Last year, at a cruise night, someone came up and looked at my 1947 Cadillac. "That's worth about $80,000, right?" he asked.
That's about four times its value, but rather than give him a deal at $65,000, I asked what made him guess so high. Well, he said, one went at Barrett-Jackson the other night for that.
I don't like car auctions. They're too big, too noisy, and after a half-dozen go over the block, far too monotonous. But what I really don't like is that I think they're detrimental to the old-car hobby. Just as celebrity chefs have sent trendy fish to near-extinction, car auctions have sent otherwise ordinary vehicles into the stratosphere, from which they seldom return. Instead of people driving their cars to shows and cruise nights, piling in the family to go for an ice-cream run, and having fun with the old-car hobby, buyers have become speculators. They treat these machines like mutual funds, storing them away until the next sucker pays $150,000 for a 1958 Chevrolet and they bring them out in the hopes of getting rich.

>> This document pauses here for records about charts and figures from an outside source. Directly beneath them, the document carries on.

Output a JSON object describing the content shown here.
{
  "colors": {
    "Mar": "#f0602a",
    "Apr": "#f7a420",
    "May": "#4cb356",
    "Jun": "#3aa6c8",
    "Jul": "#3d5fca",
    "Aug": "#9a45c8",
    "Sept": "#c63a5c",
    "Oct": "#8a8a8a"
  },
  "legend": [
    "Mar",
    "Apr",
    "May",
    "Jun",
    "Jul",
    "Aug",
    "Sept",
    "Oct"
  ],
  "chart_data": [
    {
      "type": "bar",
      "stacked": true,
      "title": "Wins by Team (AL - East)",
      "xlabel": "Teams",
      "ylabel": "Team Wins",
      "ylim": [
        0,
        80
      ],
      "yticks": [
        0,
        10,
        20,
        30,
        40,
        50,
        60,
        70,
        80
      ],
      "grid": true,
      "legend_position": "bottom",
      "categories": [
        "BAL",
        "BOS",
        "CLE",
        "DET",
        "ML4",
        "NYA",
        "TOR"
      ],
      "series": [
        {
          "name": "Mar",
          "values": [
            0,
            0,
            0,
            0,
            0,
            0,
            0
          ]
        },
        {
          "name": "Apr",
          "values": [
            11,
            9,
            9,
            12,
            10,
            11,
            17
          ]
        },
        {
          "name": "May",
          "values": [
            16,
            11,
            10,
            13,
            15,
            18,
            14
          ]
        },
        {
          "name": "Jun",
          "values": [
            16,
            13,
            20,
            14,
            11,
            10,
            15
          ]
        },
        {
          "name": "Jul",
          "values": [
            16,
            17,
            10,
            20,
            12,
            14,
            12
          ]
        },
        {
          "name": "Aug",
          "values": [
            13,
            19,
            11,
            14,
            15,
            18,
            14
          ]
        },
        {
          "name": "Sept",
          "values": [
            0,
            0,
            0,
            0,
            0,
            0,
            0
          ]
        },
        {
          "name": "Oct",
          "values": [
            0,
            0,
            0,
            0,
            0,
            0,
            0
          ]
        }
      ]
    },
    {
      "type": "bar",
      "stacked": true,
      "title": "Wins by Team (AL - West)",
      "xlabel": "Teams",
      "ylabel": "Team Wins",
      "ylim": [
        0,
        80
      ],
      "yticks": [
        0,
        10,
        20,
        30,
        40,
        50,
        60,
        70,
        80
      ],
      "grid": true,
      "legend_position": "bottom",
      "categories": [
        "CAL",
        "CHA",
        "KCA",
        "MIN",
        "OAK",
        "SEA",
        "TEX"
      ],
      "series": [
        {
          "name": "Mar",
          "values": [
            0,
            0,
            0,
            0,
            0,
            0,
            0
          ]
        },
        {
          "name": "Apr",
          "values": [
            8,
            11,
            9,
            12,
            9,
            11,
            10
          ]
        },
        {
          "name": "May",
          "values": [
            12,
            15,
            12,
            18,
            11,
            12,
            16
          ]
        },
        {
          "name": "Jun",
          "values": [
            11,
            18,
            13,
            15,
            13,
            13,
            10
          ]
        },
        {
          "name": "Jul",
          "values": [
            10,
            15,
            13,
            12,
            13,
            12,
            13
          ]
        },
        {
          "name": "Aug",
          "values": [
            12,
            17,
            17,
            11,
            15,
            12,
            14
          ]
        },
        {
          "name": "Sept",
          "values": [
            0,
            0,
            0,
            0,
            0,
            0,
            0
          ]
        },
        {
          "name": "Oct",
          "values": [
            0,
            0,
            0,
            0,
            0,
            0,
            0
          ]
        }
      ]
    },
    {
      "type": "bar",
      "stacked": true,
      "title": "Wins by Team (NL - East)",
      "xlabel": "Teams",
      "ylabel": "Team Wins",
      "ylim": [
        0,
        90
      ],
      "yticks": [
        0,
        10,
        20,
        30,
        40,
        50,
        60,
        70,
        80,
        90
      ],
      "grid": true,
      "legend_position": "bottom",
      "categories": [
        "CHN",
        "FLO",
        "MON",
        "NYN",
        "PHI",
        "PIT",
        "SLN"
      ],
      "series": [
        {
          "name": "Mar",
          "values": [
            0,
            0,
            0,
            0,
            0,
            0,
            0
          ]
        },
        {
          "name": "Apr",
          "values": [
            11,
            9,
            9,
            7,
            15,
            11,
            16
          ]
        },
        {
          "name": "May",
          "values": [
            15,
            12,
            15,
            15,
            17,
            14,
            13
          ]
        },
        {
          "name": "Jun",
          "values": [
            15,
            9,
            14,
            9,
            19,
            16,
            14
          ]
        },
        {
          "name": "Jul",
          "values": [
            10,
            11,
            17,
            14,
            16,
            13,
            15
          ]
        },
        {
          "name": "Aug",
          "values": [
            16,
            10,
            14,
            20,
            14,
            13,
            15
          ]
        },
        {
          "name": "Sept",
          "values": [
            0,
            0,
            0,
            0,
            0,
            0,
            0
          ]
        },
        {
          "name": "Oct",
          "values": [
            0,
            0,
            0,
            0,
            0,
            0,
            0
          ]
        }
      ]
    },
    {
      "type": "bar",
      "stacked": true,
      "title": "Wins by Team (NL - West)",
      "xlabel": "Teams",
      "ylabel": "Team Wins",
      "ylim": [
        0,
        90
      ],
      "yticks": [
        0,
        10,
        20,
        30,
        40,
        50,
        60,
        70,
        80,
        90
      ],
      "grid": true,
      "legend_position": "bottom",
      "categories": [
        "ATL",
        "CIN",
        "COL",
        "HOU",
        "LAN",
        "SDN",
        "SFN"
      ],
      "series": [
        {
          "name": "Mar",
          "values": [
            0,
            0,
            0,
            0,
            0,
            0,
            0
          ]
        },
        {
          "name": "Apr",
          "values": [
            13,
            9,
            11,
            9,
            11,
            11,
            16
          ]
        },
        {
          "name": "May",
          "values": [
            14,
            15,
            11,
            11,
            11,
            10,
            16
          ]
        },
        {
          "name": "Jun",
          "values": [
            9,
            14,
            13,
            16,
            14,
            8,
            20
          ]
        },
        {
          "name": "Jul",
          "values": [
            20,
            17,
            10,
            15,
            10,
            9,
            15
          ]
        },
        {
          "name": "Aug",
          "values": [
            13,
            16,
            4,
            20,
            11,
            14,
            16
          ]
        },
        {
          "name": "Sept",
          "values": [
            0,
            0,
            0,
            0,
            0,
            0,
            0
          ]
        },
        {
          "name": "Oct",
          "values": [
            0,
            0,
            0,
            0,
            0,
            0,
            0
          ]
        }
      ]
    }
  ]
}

Look around you: old-car owners are old. When I ask what it'll take to keep this hobby going into the next decade, the answer's always the same: "We need younger people to get involved." But if you're determined that your hot-rodded '32 Ford won't change hands for less than $75,000 -- because that's what they're all asking in the National Street Rod Association's classifieds -- what younger person do you think is going to buy it? And if they do invest that much into it, where do you think they're going to drive it?
I saw it in the money-soaked 1980s, when cars ran on cash instead of gasoline; it wasn't uncommon for speculators to buy and flip them without even seeing them. In 1982 I turned down a 1959 Cadillac at $5,000 because it was overpriced; five years later, they were trading at $60,000. Not every car that crosses the auction block is ridiculously priced, but these are soft-porn TV shows, and they're going for the money shot. If you can get someone to pay you eight times what your car is worth, well, good for you. But then don't complain when you go to a "classic" car show, and a Chrysler K-Car is the oldest thing there.